Rima Maroun, jeune laureate du prix Euromed

Lauréate du prix Euromed pour le dialogue entre les cultures 2008, Rima Maroun expose ses oeuvres primées à la villa Audi.

Les saisissantes images de la jeune lauréate du prix Euromed pour le dialogue entre les cultures 2008 peuplent donc l'espace architecturé de la villa Audi à partir de ce soir et jusqu'au 25 juin, sous l'égide de Délégation de la Commission européenne au Liban et la Fondation Anna Lindh pour le dialogue entre les cultures. Sur des panneaux de 1m x 80 cm, des murs et, au premier plan, des enfants, photographiés de dos. Rappelons que cette série, intitulée " Murmures " et primée il y a quelques mois, a été réalisée par Maroun en réaction à la guerre de juillet 2006 (voir L'Orient-Le Jour du 7/ 8/ 2008). Hantée par la violence des images véhiculées par les médias, et notamment celles montrant des enfants mutilés, l'artiste avait décidé de donner une autre vision du Sud-Liban, une représentation qui ne contiennent pas des murs abattus, écroulés, bombardés. Ou des enfants mutilés, déchiquetés, ensanglantés.

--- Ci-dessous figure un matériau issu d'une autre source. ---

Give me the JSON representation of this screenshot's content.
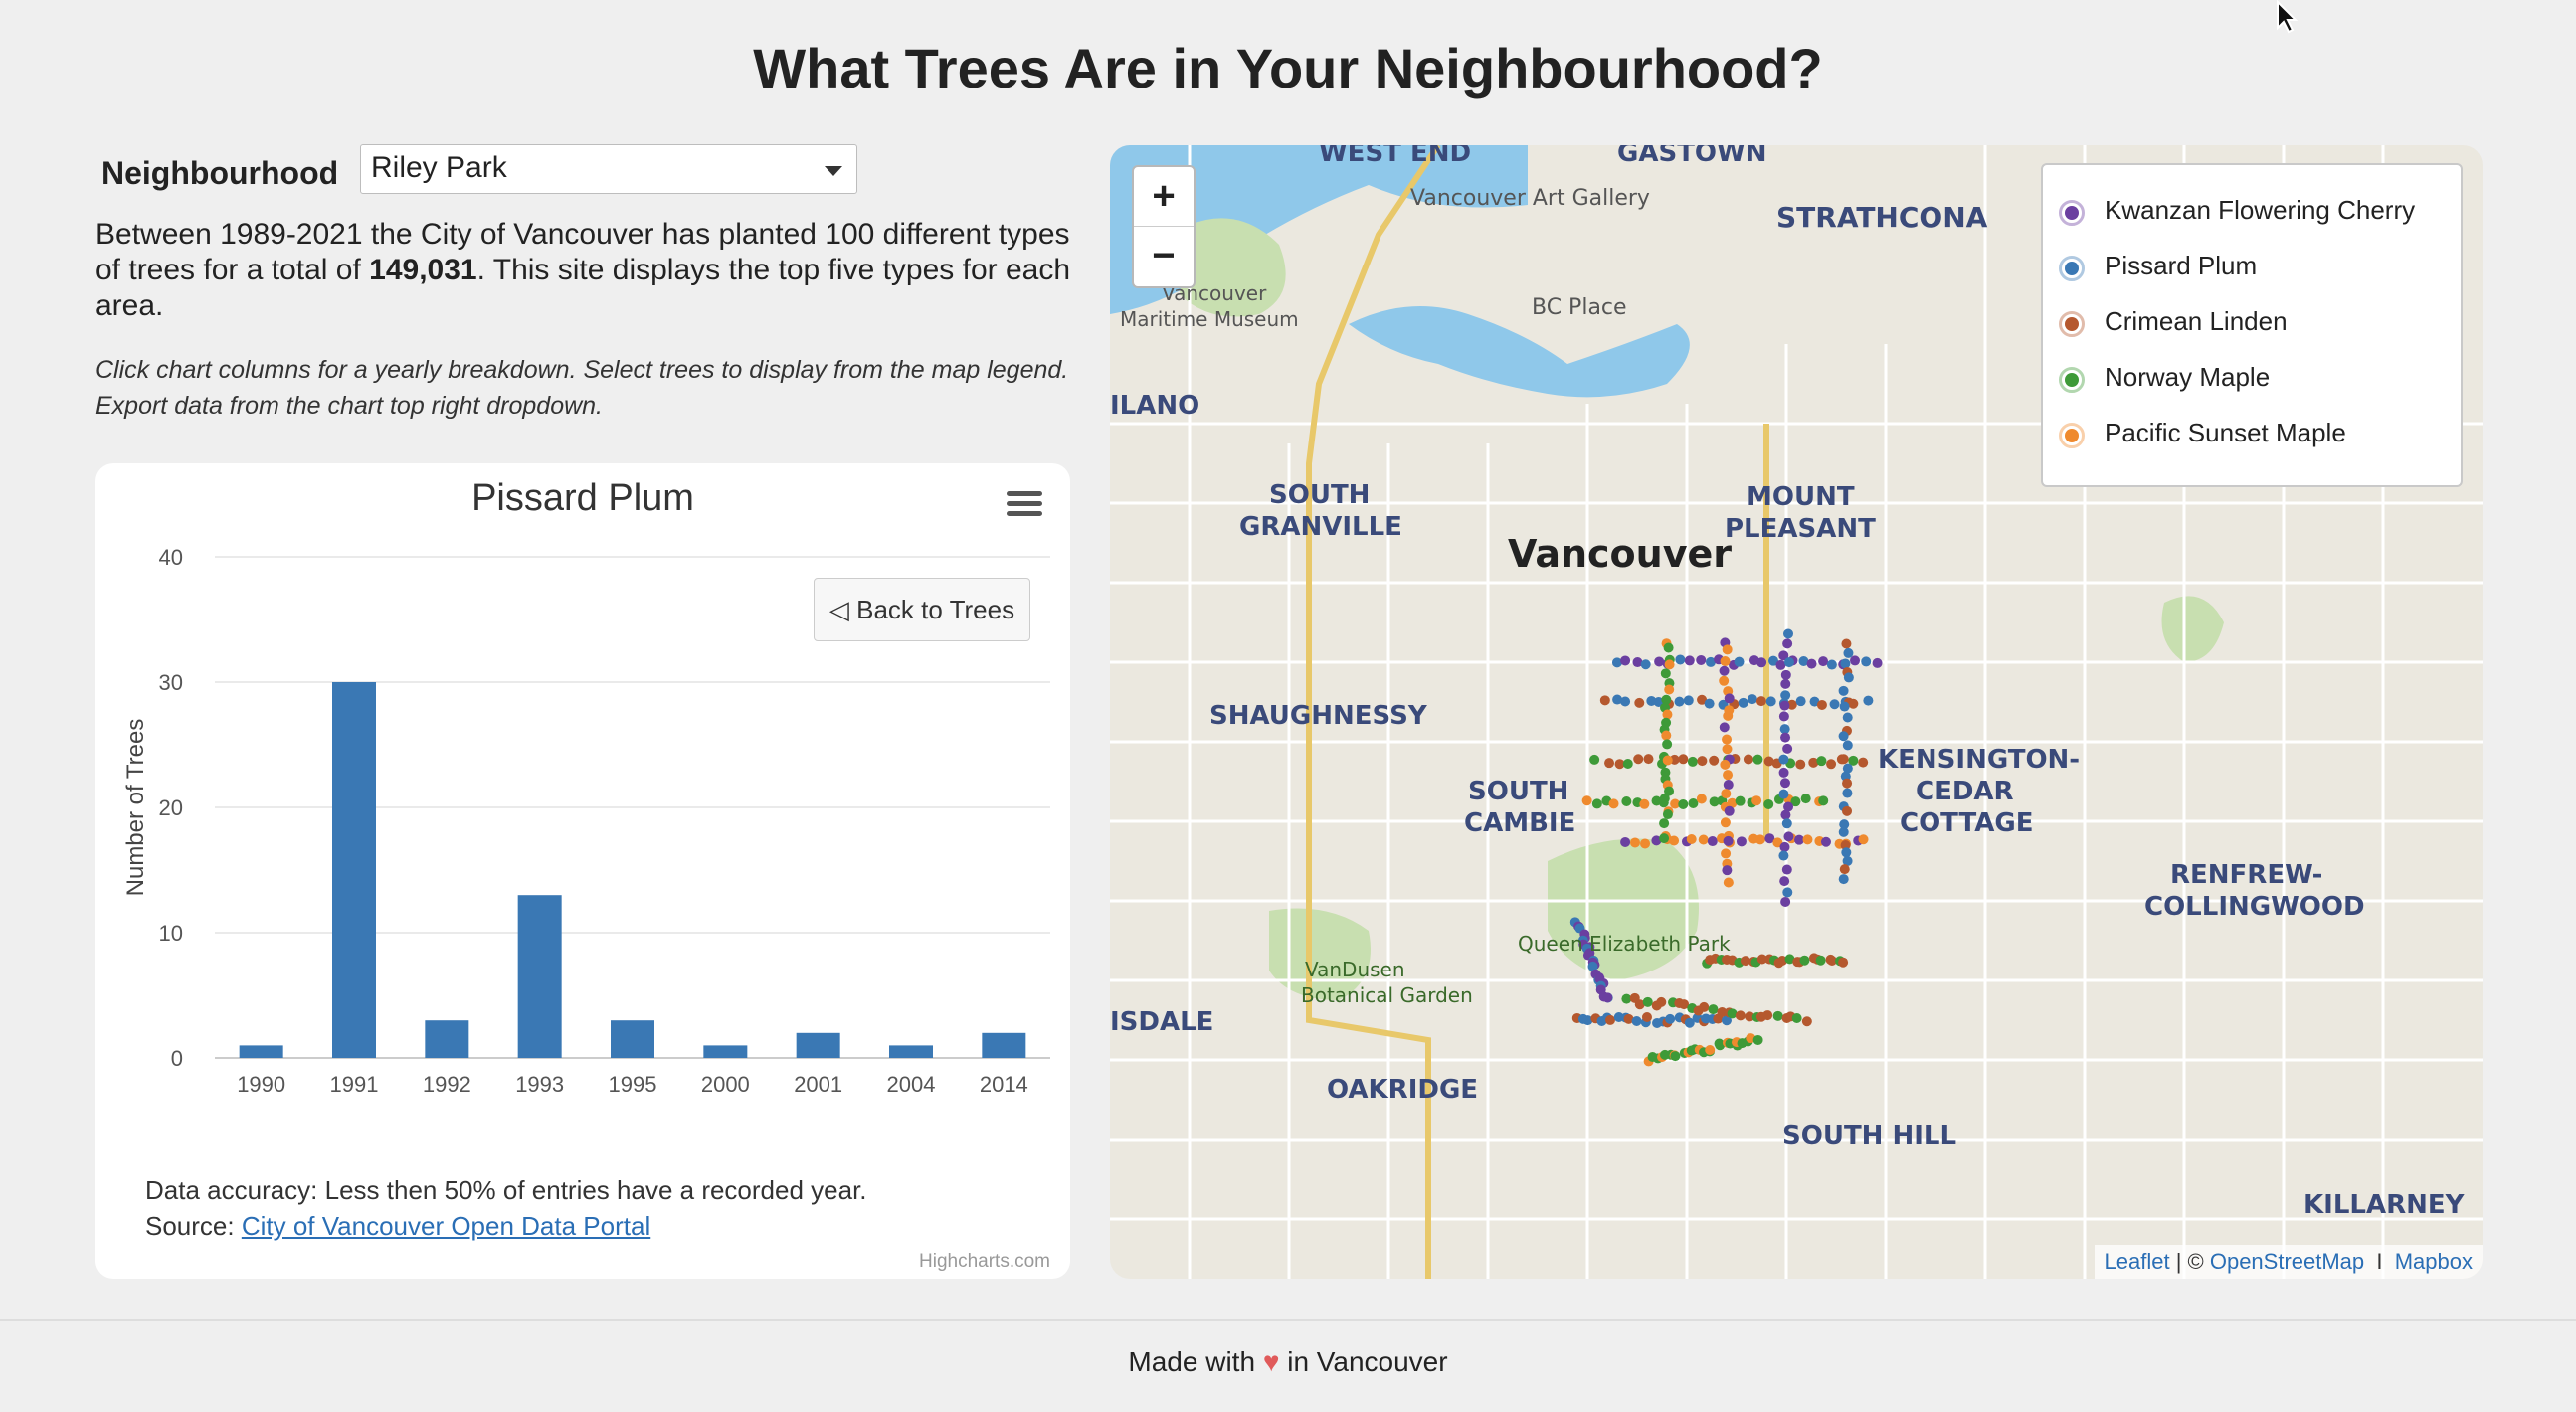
{
  "page": {
    "title": "What Trees Are in Your Neighbourhood?"
  },
  "neighbourhood": {
    "label": "Neighbourhood",
    "selected": "Riley Park"
  },
  "intro": {
    "text_before": "Between 1989-2021 the City of Vancouver has planted 100 different types of trees for a total of ",
    "total": "149,031",
    "text_after": ". This site displays the top five types for each area."
  },
  "hint": "Click chart columns for a yearly breakdown. Select trees to display from the map legend. Export data from the chart top right dropdown.",
  "chart": {
    "back_button": "◁ Back to Trees",
    "accuracy": "Data accuracy: Less then 50% of entries have a recorded year.",
    "source_prefix": "Source: ",
    "source_link": "City of Vancouver Open Data Portal",
    "credits": "Highcharts.com",
    "menu_icon": "hamburger-menu-icon",
    "bar_color": "#3a78b4"
  },
  "chart_data": {
    "type": "bar",
    "title": "Pissard Plum",
    "xlabel": "",
    "ylabel": "Number of Trees",
    "categories": [
      "1990",
      "1991",
      "1992",
      "1993",
      "1995",
      "2000",
      "2001",
      "2004",
      "2014"
    ],
    "values": [
      1,
      30,
      3,
      13,
      3,
      1,
      2,
      1,
      2
    ],
    "ylim": [
      0,
      40
    ],
    "yticks": [
      0,
      10,
      20,
      30,
      40
    ],
    "grid": true
  },
  "map": {
    "zoom_in": "+",
    "zoom_out": "−",
    "legend": [
      {
        "label": "Kwanzan Flowering Cherry",
        "color": "#6b3fa0"
      },
      {
        "label": "Pissard Plum",
        "color": "#3a78b4"
      },
      {
        "label": "Crimean Linden",
        "color": "#b5582e"
      },
      {
        "label": "Norway Maple",
        "color": "#3e9a38"
      },
      {
        "label": "Pacific Sunset Maple",
        "color": "#ef8a2e"
      }
    ],
    "labels": {
      "vancouver": "Vancouver",
      "shaughnessy": "SHAUGHNESSY",
      "south_granville_1": "SOUTH",
      "south_granville_2": "GRANVILLE",
      "mount_pleasant_1": "MOUNT",
      "mount_pleasant_2": "PLEASANT",
      "strathcona": "STRATHCONA",
      "gastown": "GASTOWN",
      "south_cambie_1": "SOUTH",
      "south_cambie_2": "CAMBIE",
      "kensington_1": "KENSINGTON-",
      "kensington_2": "CEDAR",
      "kensington_3": "COTTAGE",
      "renfrew_1": "RENFREW-",
      "renfrew_2": "COLLINGWOOD",
      "oakridge": "OAKRIDGE",
      "south_hill": "SOUTH HILL",
      "killarney": "KILLARNEY",
      "kitsilano": "ILANO",
      "kerrisdale": "ISDALE",
      "west_end": "WEST END",
      "art_gallery": "Vancouver Art Gallery",
      "bc_place": "BC Place",
      "maritime_1": "Vancouver",
      "maritime_2": "Maritime Museum",
      "queen_elizabeth": "Queen Elizabeth Park",
      "vandusen_1": "VanDusen",
      "vandusen_2": "Botanical Garden"
    },
    "attribution": {
      "leaflet": "Leaflet",
      "sep1": " | © ",
      "osm": "OpenStreetMap",
      "sep2": "  I  ",
      "mapbox": "Mapbox"
    }
  },
  "footer": {
    "before": "Made with ",
    "heart": "♥",
    "after": " in Vancouver"
  }
}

Mais pourquoi les enfants de dos ? " Pour ne pas montrer leur regard d'adulte. " Elle explique : " L'incompréhension, le fort sentiment de menace ou de mort les a rendus subitement adultes. Ces enfants avaient un regard dur. Très dur. " Maroun a donc choisi de détourner ce regard qui n'était pas le leur dans des circonstances normales.

Les quatorze photos du projet ont été exposées à Paris, en Syrie, en Italie et dans plusieurs pays européens. Elles sont présentées pour la première fois au Liban et la jeune artiste espère qu'après Beyrouth, ces clichés puissent faire un peu le tour du pays.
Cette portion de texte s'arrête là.